Single Responsibility Principle
Don't try to have a component do to much.
I think you also need to look at you dependency structure more closely - as soon as you start getting circular references it's probably a sign that you haven't broken the various "things" apart correctly. Maybe you need to understand the problem domain more? It's a common problem - well, not so much a problem as simply a part of designing complex systems.
Once you get this sorted out it will make the second part much easier: system architecture and design.
Luckily there's already a lot of existing material on plugins, try searching by tag, e.g:
https://stackoverflow.com/questions/tagged/plugins+.net
https://stackoverflow.com/questions/tagged/plugins+architecture
Edit:
Assets is defined in a different module than employees. But the Assets-class defines a property 'AssignedTo' which is of the type 'Employee'. I've been breaking my head how to disconnect these two
There two parts to this, and you might want to look at using both:
Using a Common Layer containing simple data structures that all parts of the system can share.
Using Interfaces.
Common Layer / POCO's
POCO stands for "Plain Old CLR Objects", the idea is that POCO's are a simple data structures that you can use for exchanging information between layers - or in your case between modules that need to remain loosely Coupled. POCO's don't contain any business logic. Treat them like you'd treat the String or DateTime types.

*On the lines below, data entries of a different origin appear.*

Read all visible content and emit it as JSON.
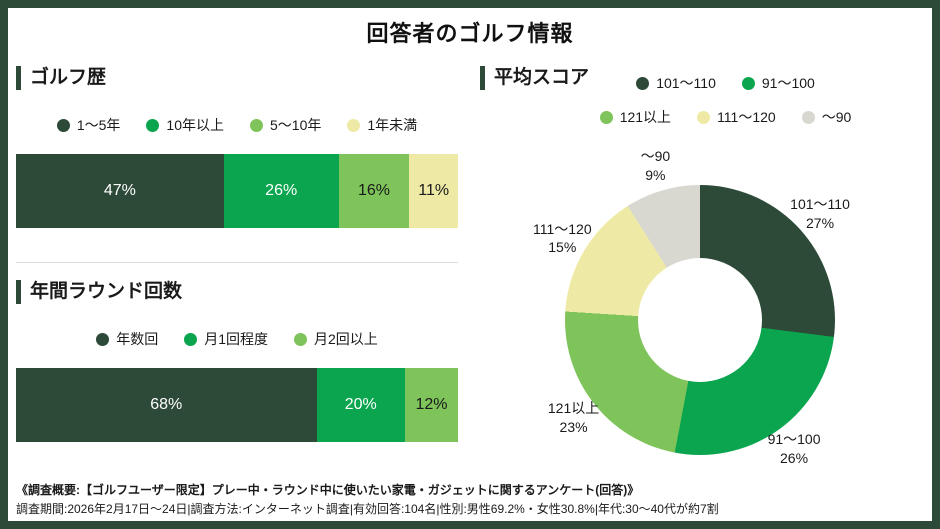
{
  "title": "回答者のゴルフ情報",
  "colors": {
    "border": "#2d4a38",
    "dark_green": "#2d4a38",
    "green": "#0aa54e",
    "light_green": "#7ec45a",
    "pale_yellow": "#eeeaa6",
    "gray": "#d9d8d0",
    "divider": "#dcdcdc"
  },
  "sections": {
    "golf_history": {
      "title": "ゴルフ歴"
    },
    "annual_rounds": {
      "title": "年間ラウンド回数"
    },
    "average_score": {
      "title": "平均スコア"
    }
  },
  "chart_data": [
    {
      "id": "golf_history",
      "type": "bar",
      "subtype": "stacked-horizontal",
      "title": "ゴルフ歴",
      "categories": [
        "1〜5年",
        "10年以上",
        "5〜10年",
        "1年未満"
      ],
      "values": [
        47,
        26,
        16,
        11
      ],
      "unit": "%",
      "colors": [
        "#2d4a38",
        "#0aa54e",
        "#7ec45a",
        "#eeeaa6"
      ],
      "text_colors": [
        "#ffffff",
        "#ffffff",
        "#1a1a1a",
        "#1a1a1a"
      ],
      "legend_position": "top-center"
    },
    {
      "id": "annual_rounds",
      "type": "bar",
      "subtype": "stacked-horizontal",
      "title": "年間ラウンド回数",
      "categories": [
        "年数回",
        "月1回程度",
        "月2回以上"
      ],
      "values": [
        68,
        20,
        12
      ],
      "unit": "%",
      "colors": [
        "#2d4a38",
        "#0aa54e",
        "#7ec45a"
      ],
      "text_colors": [
        "#ffffff",
        "#ffffff",
        "#1a1a1a"
      ],
      "legend_position": "top-center"
    },
    {
      "id": "average_score",
      "type": "pie",
      "subtype": "donut",
      "title": "平均スコア",
      "categories": [
        "101〜110",
        "91〜100",
        "121以上",
        "111〜120",
        "〜90"
      ],
      "values": [
        27,
        26,
        23,
        15,
        9
      ],
      "unit": "%",
      "colors": [
        "#2d4a38",
        "#0aa54e",
        "#7ec45a",
        "#eeeaa6",
        "#d9d8d0"
      ],
      "legend_rows": [
        [
          0,
          1
        ],
        [
          2,
          3,
          4
        ]
      ],
      "start_angle": "top",
      "direction": "clockwise",
      "legend_position": "top-right"
    }
  ],
  "footer": {
    "line1": "《調査概要:【ゴルフユーザー限定】プレー中・ラウンド中に使いたい家電・ガジェットに関するアンケート(回答)》",
    "line2": "調査期間:2026年2月17日〜24日|調査方法:インターネット調査|有効回答:104名|性別:男性69.2%・女性30.8%|年代:30〜40代が約7割"
  }
}
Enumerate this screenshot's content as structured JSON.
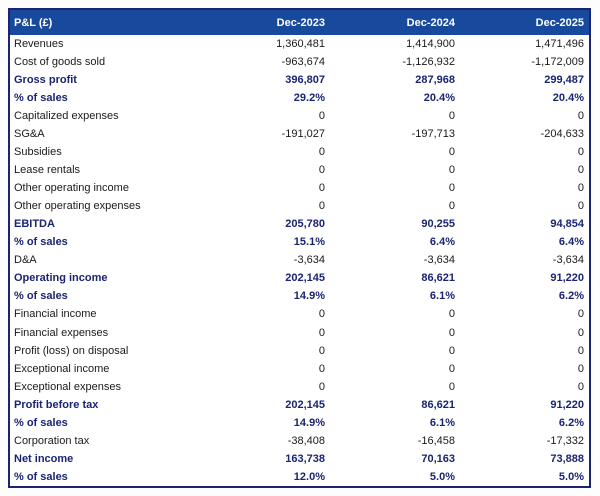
{
  "colors": {
    "header_bg": "#17499D",
    "header_text": "#FFFFFF",
    "bold_row_text": "#1A2472",
    "body_text": "#1A1A1A",
    "table_border": "#1A2472",
    "page_bg": "#FDFDFD"
  },
  "header": {
    "label": "P&L (£)",
    "columns": [
      "Dec-2023",
      "Dec-2024",
      "Dec-2025"
    ]
  },
  "rows": [
    {
      "label": "Revenues",
      "values": [
        "1,360,481",
        "1,414,900",
        "1,471,496"
      ],
      "bold": false
    },
    {
      "label": "Cost of goods sold",
      "values": [
        "-963,674",
        "-1,126,932",
        "-1,172,009"
      ],
      "bold": false
    },
    {
      "label": "Gross profit",
      "values": [
        "396,807",
        "287,968",
        "299,487"
      ],
      "bold": true
    },
    {
      "label": "% of sales",
      "values": [
        "29.2%",
        "20.4%",
        "20.4%"
      ],
      "bold": true
    },
    {
      "label": "Capitalized expenses",
      "values": [
        "0",
        "0",
        "0"
      ],
      "bold": false
    },
    {
      "label": "SG&A",
      "values": [
        "-191,027",
        "-197,713",
        "-204,633"
      ],
      "bold": false
    },
    {
      "label": "Subsidies",
      "values": [
        "0",
        "0",
        "0"
      ],
      "bold": false
    },
    {
      "label": "Lease rentals",
      "values": [
        "0",
        "0",
        "0"
      ],
      "bold": false
    },
    {
      "label": "Other operating income",
      "values": [
        "0",
        "0",
        "0"
      ],
      "bold": false
    },
    {
      "label": "Other operating expenses",
      "values": [
        "0",
        "0",
        "0"
      ],
      "bold": false
    },
    {
      "label": "EBITDA",
      "values": [
        "205,780",
        "90,255",
        "94,854"
      ],
      "bold": true
    },
    {
      "label": "% of sales",
      "values": [
        "15.1%",
        "6.4%",
        "6.4%"
      ],
      "bold": true
    },
    {
      "label": "D&A",
      "values": [
        "-3,634",
        "-3,634",
        "-3,634"
      ],
      "bold": false
    },
    {
      "label": "Operating income",
      "values": [
        "202,145",
        "86,621",
        "91,220"
      ],
      "bold": true
    },
    {
      "label": "% of sales",
      "values": [
        "14.9%",
        "6.1%",
        "6.2%"
      ],
      "bold": true
    },
    {
      "label": "Financial income",
      "values": [
        "0",
        "0",
        "0"
      ],
      "bold": false
    },
    {
      "label": "Financial expenses",
      "values": [
        "0",
        "0",
        "0"
      ],
      "bold": false
    },
    {
      "label": "Profit (loss) on disposal",
      "values": [
        "0",
        "0",
        "0"
      ],
      "bold": false
    },
    {
      "label": "Exceptional income",
      "values": [
        "0",
        "0",
        "0"
      ],
      "bold": false
    },
    {
      "label": "Exceptional expenses",
      "values": [
        "0",
        "0",
        "0"
      ],
      "bold": false
    },
    {
      "label": "Profit before tax",
      "values": [
        "202,145",
        "86,621",
        "91,220"
      ],
      "bold": true
    },
    {
      "label": "% of sales",
      "values": [
        "14.9%",
        "6.1%",
        "6.2%"
      ],
      "bold": true
    },
    {
      "label": "Corporation tax",
      "values": [
        "-38,408",
        "-16,458",
        "-17,332"
      ],
      "bold": false
    },
    {
      "label": "Net income",
      "values": [
        "163,738",
        "70,163",
        "73,888"
      ],
      "bold": true
    },
    {
      "label": "% of sales",
      "values": [
        "12.0%",
        "5.0%",
        "5.0%"
      ],
      "bold": true
    }
  ]
}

So rather than referencing each other, the Asset and Employee classes reference the POCO's.
The idea is to define these in a common assembly that the rest of your application / modules can reference. The assembly which defines these needs to be devoid of unwanted dependencies - which should be easy enough.
Interfaces
This is pretty much the same, but instead of referring to a concrete object (like a POCO) you refer to an interface. These interfaces would be defined in a similar fashion to the POCO's described above (common assembly, no dependencies).
You'd then use a Factory to go and load up the concrete object at runtime. This is basically Dependency Inversion.

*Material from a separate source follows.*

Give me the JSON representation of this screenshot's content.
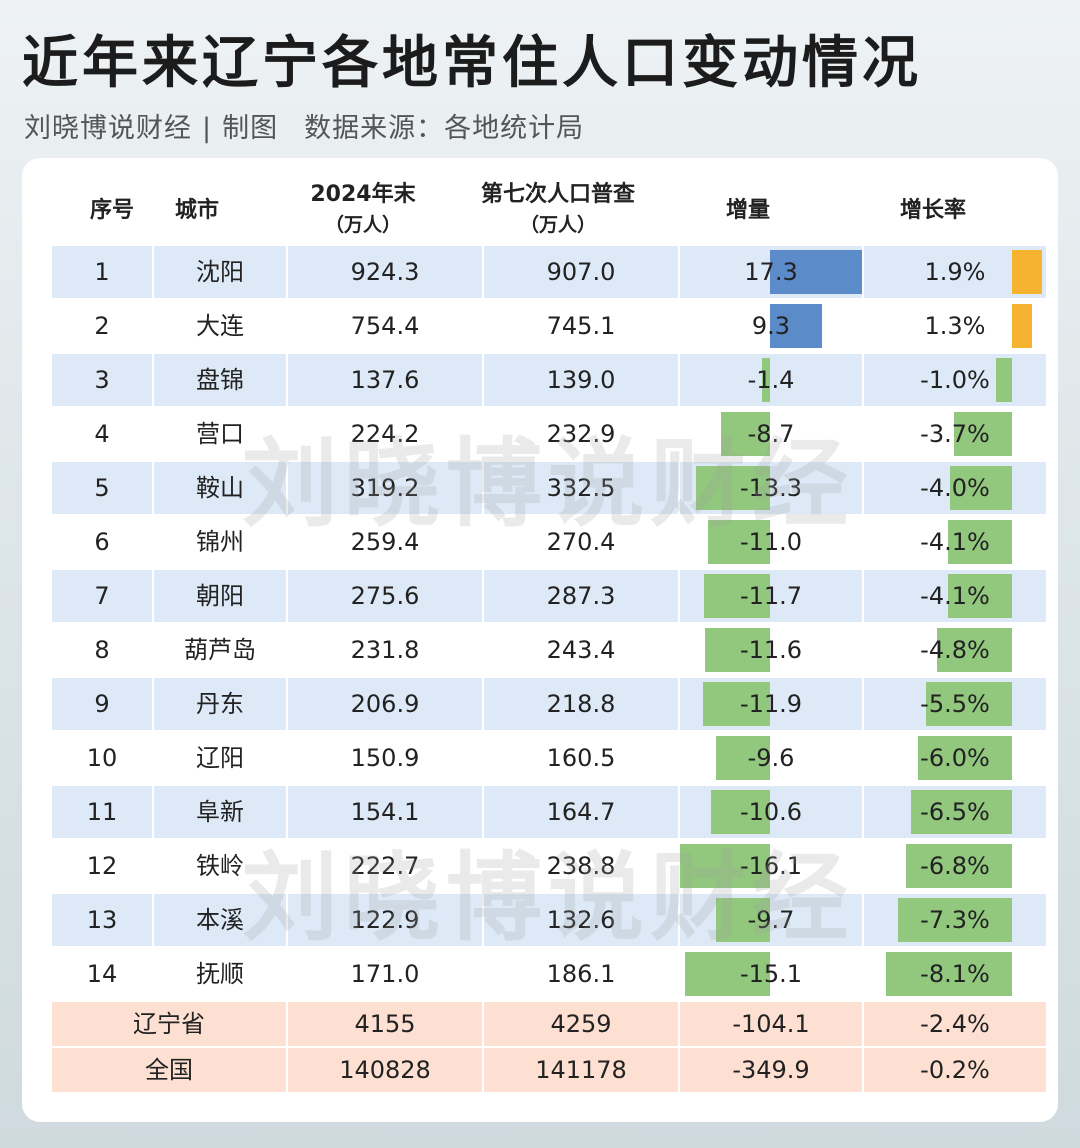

So rather than referencing each other, the Asset and Employee classes reference the interfaces, and concrete implementations are instantiated at runtime.
This article might be of assistance for both of the options above: An Introduction to Dependency Inversion
Edit:
I've got the following method GetAsset( int assetID ); In this method, the property asset.AssignedTo (type IAssignable) is filled in. How can I assign this properly?

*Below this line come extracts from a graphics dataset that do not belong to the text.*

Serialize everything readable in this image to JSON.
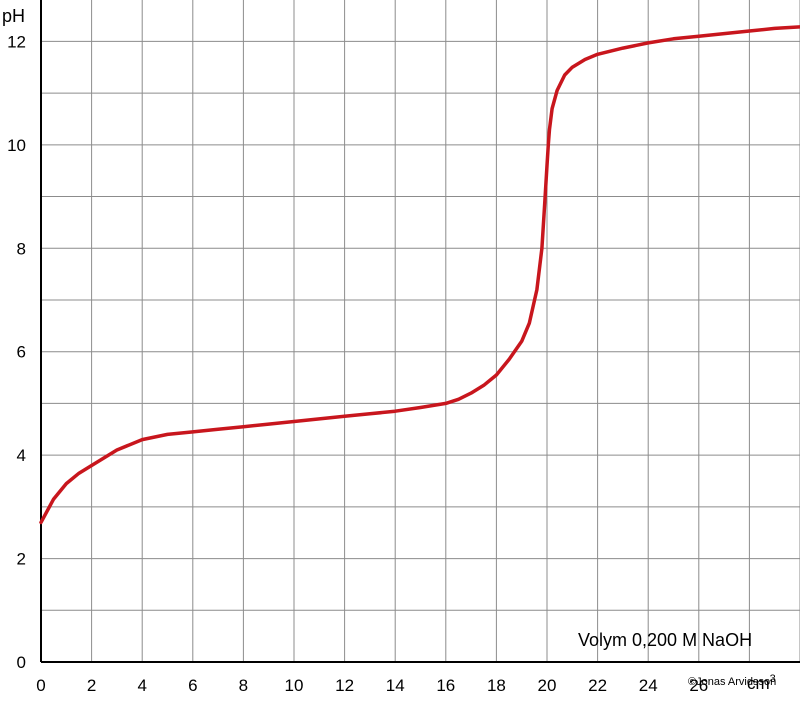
{
  "chart_data": {
    "type": "line",
    "ylabel": "pH",
    "xlabel_unit_base": "cm",
    "xlabel_unit_sup": "3",
    "annotation": "Volym 0,200 M NaOH",
    "copyright": "©Jonas Arvidsson",
    "xlim": [
      0,
      30
    ],
    "ylim": [
      0,
      12.8
    ],
    "x_ticks": [
      "0",
      "2",
      "4",
      "6",
      "8",
      "10",
      "12",
      "14",
      "16",
      "18",
      "20",
      "22",
      "24",
      "26"
    ],
    "y_ticks": [
      "0",
      "2",
      "4",
      "6",
      "8",
      "10",
      "12"
    ],
    "grid": true,
    "line_color": "#c8161d",
    "series": [
      {
        "x": [
          0,
          0.5,
          1,
          1.5,
          2,
          3,
          4,
          5,
          6,
          7,
          8,
          9,
          10,
          11,
          12,
          13,
          14,
          15,
          16,
          16.5,
          17,
          17.5,
          18,
          18.5,
          19,
          19.3,
          19.6,
          19.8,
          19.9,
          20,
          20.05,
          20.1,
          20.2,
          20.4,
          20.7,
          21,
          21.5,
          22,
          23,
          24,
          25,
          26,
          27,
          28,
          29,
          30
        ],
        "y": [
          2.7,
          3.15,
          3.45,
          3.65,
          3.8,
          4.1,
          4.3,
          4.4,
          4.45,
          4.5,
          4.55,
          4.6,
          4.65,
          4.7,
          4.75,
          4.8,
          4.85,
          4.92,
          5.0,
          5.08,
          5.2,
          5.35,
          5.55,
          5.85,
          6.2,
          6.55,
          7.2,
          8.0,
          8.8,
          9.6,
          10.0,
          10.3,
          10.7,
          11.05,
          11.35,
          11.5,
          11.65,
          11.75,
          11.87,
          11.97,
          12.05,
          12.1,
          12.15,
          12.2,
          12.25,
          12.28
        ]
      }
    ]
  }
}
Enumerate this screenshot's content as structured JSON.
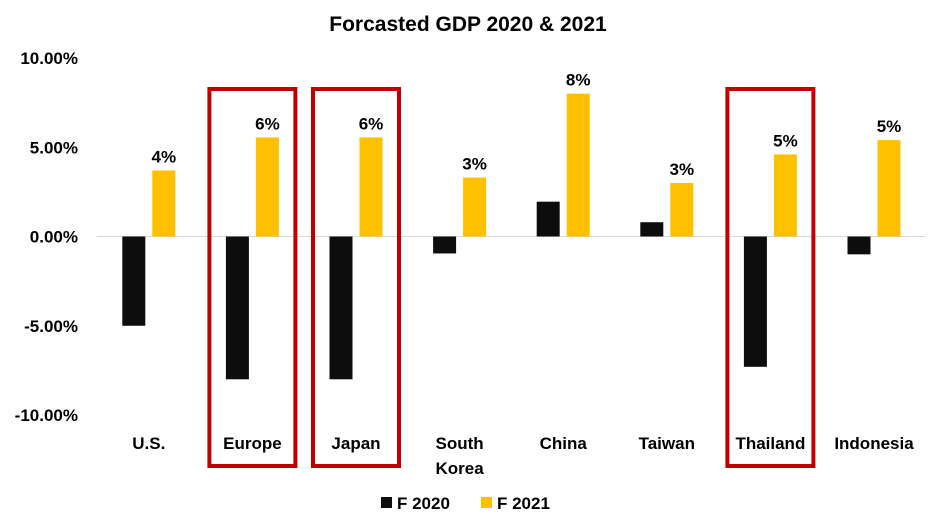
{
  "chart_data": {
    "type": "bar",
    "title": "Forcasted GDP 2020 & 2021",
    "xlabel": "",
    "ylabel": "",
    "ylim": [
      -10,
      10
    ],
    "yticks": [
      10,
      5,
      0,
      -5,
      -10
    ],
    "ytick_labels": [
      "10.00%",
      "5.00%",
      "0.00%",
      "-5.00%",
      "-10.00%"
    ],
    "grid": false,
    "categories": [
      "U.S.",
      "Europe",
      "Japan",
      "South Korea",
      "China",
      "Taiwan",
      "Thailand",
      "Indonesia"
    ],
    "category_label_lines": [
      [
        "U.S."
      ],
      [
        "Europe"
      ],
      [
        "Japan"
      ],
      [
        "South",
        "Korea"
      ],
      [
        "China"
      ],
      [
        "Taiwan"
      ],
      [
        "Thailand"
      ],
      [
        "Indonesia"
      ]
    ],
    "series": [
      {
        "name": "F 2020",
        "color": "#0D0D0D",
        "values": [
          -5.0,
          -8.0,
          -8.0,
          -0.95,
          1.95,
          0.8,
          -7.3,
          -1.0
        ],
        "data_labels": null
      },
      {
        "name": "F 2021",
        "color": "#FFC000",
        "values": [
          3.7,
          5.55,
          5.55,
          3.3,
          8.0,
          3.0,
          4.6,
          5.4
        ],
        "data_labels": [
          "4%",
          "6%",
          "6%",
          "3%",
          "8%",
          "3%",
          "5%",
          "5%"
        ]
      }
    ],
    "legend": {
      "position": "bottom",
      "entries": [
        "F 2020",
        "F 2021"
      ]
    },
    "highlighted_categories": [
      "Europe",
      "Japan",
      "Thailand"
    ],
    "highlight_color": "#C00000"
  }
}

This depends on where the logic sits, and how you want to architect things.
If you have a Business Logic (BL) Layer - which is mainly a comprehensive Domain Model (DM) (of which both Asset and Employee were members), then it's likely Assets and Members would know about each other, and when you did a call to populate the Asset you'd probably get the appropriate Employee data as well. In this case the BL / DM is asking for the data - not isolated Asset and Member classes.
In this case your "modules" would be another layer that was built on top of the BL / DM described above.
I variation on this is that inside GetAsset() you only get asset data, and atsome point after that you get the employee data separately. No matter how loosely you couple things there is going to have to be some point at which you define the connection between Asset and Employee, even if it's just in data.
This suggests some sort of Register Pattern, a place where "connections" are defined, and anytime you deal with a type which is 'IAssignable' you know you need to check the register for any possible assignments.
I would look into creating interfaces for your plug-ins that way you will be able to add new modules, and as long as they follow the interface specifications your projects will be able to call them without explicitly knowing anything about them.
We use this to create plug-ins for our application. Each plugin in encapsulated in user control that implements a specific interface, then we add new modules whenever we want, and because they are user controls we can store the path to the control in the database, and use load control to load them, and we use the interface to manipulate them, the page that loads them doesn't need to know anything about what they do.